The basic idea in making a boxplot with a line connecting mean values is to use ggplot2’s layering idea and build one layer on top of the other. We will first make simple boxplot and then add a layer showing mean values per group and then add a layer connecting the mean values with a line.
Boxplot with ggplot2
Let us first load tidyverse, the suite of R packages.
library(tidyverse) theme_set(theme_bw(16))
Let us simulate some data to make a boxplot. We simulate data for five different groups with different mean and variance from normal distribution.
set.seed(2020) df <- data.frame(grp = paste0("grp", rep(1:5, each = 20), sep=""), values = c(rnorm(20, 5, 10), rnorm(20, 20, 20), rnorm(20, 60, 20), rnorm(20, 50, 20), rnorm(20, 30, 25)))
We will start with making a simple boxplot using ggplot2 using the simulated data. We can see that there are 5 groups and also the variation between them.
df %>% ggplot(aes(x = grp, y = values)) + geom_boxplot() ggsave("simple_boxplot_ggplot2_R.png")
In order to add add mean or median values, we need to compute them first. Here we compute mean values per group and store the results in a dataframe.
df_mean <- df %>% group_by(grp) %>% summarize(average = mean(values)) %>% ungroup()
Adding Mean/Median Values as a point on Boxplot
Now we have all the data needed to make the boxplot with line connecting the mean values per group. Here we add new layer showing the mean values as point on top of the simple boxplot.

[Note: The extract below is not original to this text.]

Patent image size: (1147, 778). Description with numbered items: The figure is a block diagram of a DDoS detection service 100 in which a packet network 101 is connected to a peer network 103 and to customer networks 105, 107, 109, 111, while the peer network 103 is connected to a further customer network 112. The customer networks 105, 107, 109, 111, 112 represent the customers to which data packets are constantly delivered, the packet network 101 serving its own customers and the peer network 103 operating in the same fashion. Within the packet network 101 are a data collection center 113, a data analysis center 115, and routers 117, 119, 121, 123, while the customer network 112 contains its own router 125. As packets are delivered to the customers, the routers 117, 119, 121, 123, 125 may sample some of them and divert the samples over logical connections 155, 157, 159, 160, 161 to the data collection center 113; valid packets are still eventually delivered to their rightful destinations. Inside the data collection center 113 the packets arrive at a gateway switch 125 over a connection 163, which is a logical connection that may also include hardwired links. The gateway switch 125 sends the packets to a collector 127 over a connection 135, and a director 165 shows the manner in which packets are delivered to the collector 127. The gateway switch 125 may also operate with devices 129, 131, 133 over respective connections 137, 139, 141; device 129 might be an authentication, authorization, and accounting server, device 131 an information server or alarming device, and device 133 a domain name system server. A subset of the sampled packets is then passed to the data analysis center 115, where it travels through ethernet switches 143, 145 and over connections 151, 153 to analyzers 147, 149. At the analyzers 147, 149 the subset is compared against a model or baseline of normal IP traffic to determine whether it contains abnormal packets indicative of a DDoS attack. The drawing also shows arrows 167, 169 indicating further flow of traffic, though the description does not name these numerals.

We use geom_point() function in ggplot2 in addition to geom_boxplot() function. And within geom_point() we use the dataframe containing the mean values for data and a separate aes() function with group on x-axis and average on y-axis. We also specify color to show the mean value as point.
df %>% ggplot(mapping = aes(x = grp, y = values)) + geom_boxplot() + geom_point(data = df_mean, mapping = aes(x = grp, y = average), color="red")

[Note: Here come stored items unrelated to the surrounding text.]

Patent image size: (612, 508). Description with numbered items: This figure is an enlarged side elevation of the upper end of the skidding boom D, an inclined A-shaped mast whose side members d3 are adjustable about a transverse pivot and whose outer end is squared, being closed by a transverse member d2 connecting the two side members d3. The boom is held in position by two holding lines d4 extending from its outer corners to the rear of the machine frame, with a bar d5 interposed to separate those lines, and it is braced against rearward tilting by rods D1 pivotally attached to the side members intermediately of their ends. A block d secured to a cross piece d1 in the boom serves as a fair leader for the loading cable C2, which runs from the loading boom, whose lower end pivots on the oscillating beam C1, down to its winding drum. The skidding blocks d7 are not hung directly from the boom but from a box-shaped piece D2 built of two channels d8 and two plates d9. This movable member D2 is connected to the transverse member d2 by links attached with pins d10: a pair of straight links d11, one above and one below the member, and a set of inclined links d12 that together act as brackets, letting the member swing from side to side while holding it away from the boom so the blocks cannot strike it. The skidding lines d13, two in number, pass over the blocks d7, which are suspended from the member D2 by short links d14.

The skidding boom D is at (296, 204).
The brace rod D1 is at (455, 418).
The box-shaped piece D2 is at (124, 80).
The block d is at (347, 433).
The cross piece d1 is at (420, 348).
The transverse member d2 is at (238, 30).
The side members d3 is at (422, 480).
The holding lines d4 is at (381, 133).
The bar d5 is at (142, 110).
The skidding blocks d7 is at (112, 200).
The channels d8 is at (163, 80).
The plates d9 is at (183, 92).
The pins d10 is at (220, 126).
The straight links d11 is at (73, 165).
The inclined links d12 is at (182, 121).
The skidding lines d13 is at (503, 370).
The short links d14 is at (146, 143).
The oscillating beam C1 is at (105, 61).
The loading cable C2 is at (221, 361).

Adding a line connecting Mean/Median Values on Boxplot
Next, we can add layer corresponding to lines connecting the mean values. Using the same idea as above, we add geom_line() as another layer with dataframe containing the mean values.
df %>% ggplot(mapping = aes(x = grp, y = values)) + geom_boxplot() + geom_point(data = df_mean, mapping = aes(x = grp, y = average), color="red") + geom_line(data = df_mean, mapping = aes(x = grp, y = average))

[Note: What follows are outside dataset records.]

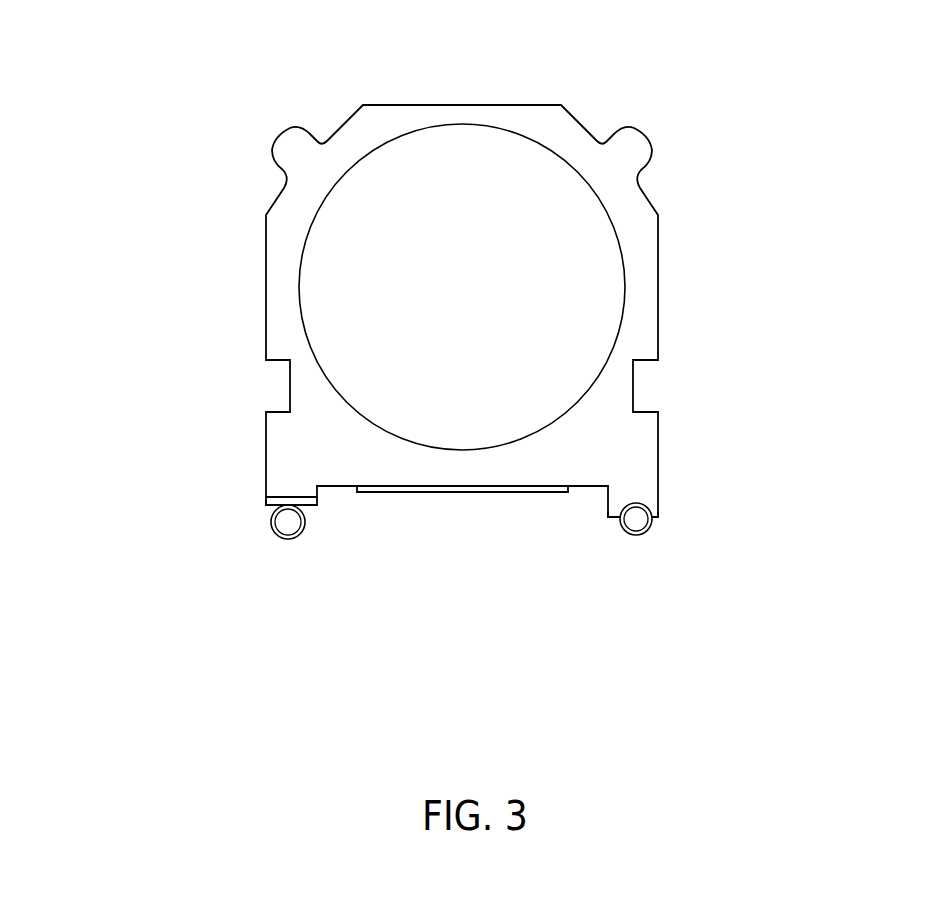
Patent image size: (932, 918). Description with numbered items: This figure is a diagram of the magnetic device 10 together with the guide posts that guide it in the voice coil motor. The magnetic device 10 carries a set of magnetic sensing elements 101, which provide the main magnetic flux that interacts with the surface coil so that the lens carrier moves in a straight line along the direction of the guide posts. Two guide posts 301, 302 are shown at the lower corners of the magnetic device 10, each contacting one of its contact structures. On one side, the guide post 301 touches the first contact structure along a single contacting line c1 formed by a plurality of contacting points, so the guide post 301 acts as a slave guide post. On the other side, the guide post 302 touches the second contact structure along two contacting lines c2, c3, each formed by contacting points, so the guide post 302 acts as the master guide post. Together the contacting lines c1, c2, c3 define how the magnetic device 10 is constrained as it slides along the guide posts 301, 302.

The magnetic device 10 is at (735, 138).
The set of magnetic sensing elements 101 is at (450, 493).
The guide post 301 is at (288, 527).
The guide post 302 is at (635, 528).
The contacting line c1 is at (268, 508).
The contacting line c2 is at (622, 518).
The contacting line c3 is at (653, 518).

Our first try to add a line connecting the mean values in boxplot results with the following error.
## geom_path: Each group consists of only one observation. Do you need to adjust ## the group aesthetic?
The reason for the error is that we did not specify which data points to be connected. In this example we want to connect all the data points and we can specify that using group=1 within aes() function inside geom_line().
df %>% ggplot(mapping = aes(x = grp, y = values)) + geom_boxplot() + geom_point(data = df_mean, mapping = aes(x = grp, y = average), color="red") + geom_line(data = df_mean, mapping = aes(x = grp, y = average, group=1)) ggsave("boxplot_with_line_connecting_mean_values_ggplot2_R.png")
Now we get the nice boxplot with a line connecting the mean values as we wanted. With the line connecting the mean values, one can clearly see the pattern across multiple groups.